- Born: Arkansas, U.S.
- Allegiance: United States
- Service / branch: United States Army
- Unit: Louisiana State Guard
- Awards: Legion of Merit Meritorious Service Medal (with 4 bronze oak leaf clusters) Army Commendation Medal (2) Air Medal (3)

= Joey Strickland =

American military officer

Joey Strickland is an American military officer. He retired from the Army after 29 years, and became Director of the Arizona Department of Veterans' Services, then became Veterans Affairs Secretary for the state of Louisiana.

==Childhood==
Strickland is a Choctaw-Cherokee. He graduated from high school in 1966 and went directly into the Army.

==Career==
Strickland served 28.9 years in the U.S. Army, including two combat tours of duty in Vietnam. In 1994, he retired as a Lieutenant Colonel and was later appointed Colonel in the Louisiana State Guard by Governor Mike Foster, while serving on the Governor's Military Advisory Board.

Strickland was Director of the Louisiana Governor's Office of Indian Affairs from January 1996 to August 2004.

He was executive director of Veterans Affairs in Louisiana.

He was president of the National Association of State Directors of Veterans Affairs from 2003 to 2004.

===Arizona Department of Veterans' Services===
Strickland was appointed director of the Arizona Department of Veterans' Services by Janet Napolitano in July 2008. He served until April 2013. Strickland was asked to resign by Governor Jan Brewer, and the forced resignation caused an uproar amongst state veterans, who held Strickland in high regard. Under Strickland, the Department built a new veterans home in Tucson and renovated the one in Phoenix.

===Louisiana Department of Veterans Affairs===
Strickland served as Chairman of the Veterans Affairs Advisory Committee for Minority Veterans and as President of the National Association of State Directors of Veterans Affairs (NASDVA) from 2003-2004. As NASDVA President, he testified on behalf of Veterans issues before the U.S. Congress. Governor John Bel Edwards appointed him Secretary of the Louisiana Department of Veterans Affairs on Jan. 13, 2016.
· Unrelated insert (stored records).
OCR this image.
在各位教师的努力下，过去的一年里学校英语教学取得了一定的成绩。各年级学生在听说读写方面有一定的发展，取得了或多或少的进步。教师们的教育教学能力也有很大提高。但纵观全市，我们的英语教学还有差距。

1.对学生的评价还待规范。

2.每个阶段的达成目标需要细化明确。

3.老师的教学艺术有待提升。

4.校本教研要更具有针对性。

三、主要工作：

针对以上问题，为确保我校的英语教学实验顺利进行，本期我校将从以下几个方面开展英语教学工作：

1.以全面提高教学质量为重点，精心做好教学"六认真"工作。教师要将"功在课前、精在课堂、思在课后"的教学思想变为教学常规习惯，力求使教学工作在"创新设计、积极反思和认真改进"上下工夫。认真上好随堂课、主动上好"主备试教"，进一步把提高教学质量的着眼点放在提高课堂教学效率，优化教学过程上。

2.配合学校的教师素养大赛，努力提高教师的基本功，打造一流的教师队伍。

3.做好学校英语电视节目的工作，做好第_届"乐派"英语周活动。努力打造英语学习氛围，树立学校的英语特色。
As Veterans Affairs Secretary, he is responsible for overseeing five Veterans Homes, four State Veterans Cemeteries, the department's Parish Service Offices, the Administrative, Contact Assistance, and Claims Divisions, the Military Family Assistance Fund, the Veterans Honor Medal Program, and outreach initiatives for Veterans Service Organizations, homeless, incarcerated and female veterans. Strickland served for more than 15 years as either Director or Deputy Secretary in two states; Louisiana and Arizona.

==Awards ==
His awards include the Legion of Merit, Meritorious Service Medal with 4 Bronze Oak Leaf Clusters, Army Commendation Medal (2nd award), Air Medal (3rd award), Vietnam Campaign Medal, Vietnam Service Medal with 7 battle stars, Airborne Medal and Overseas Ribbon.

==Personal life ==
Strickland married Leila Hiestand Strickland. They are the parents of three sons and twin daughters.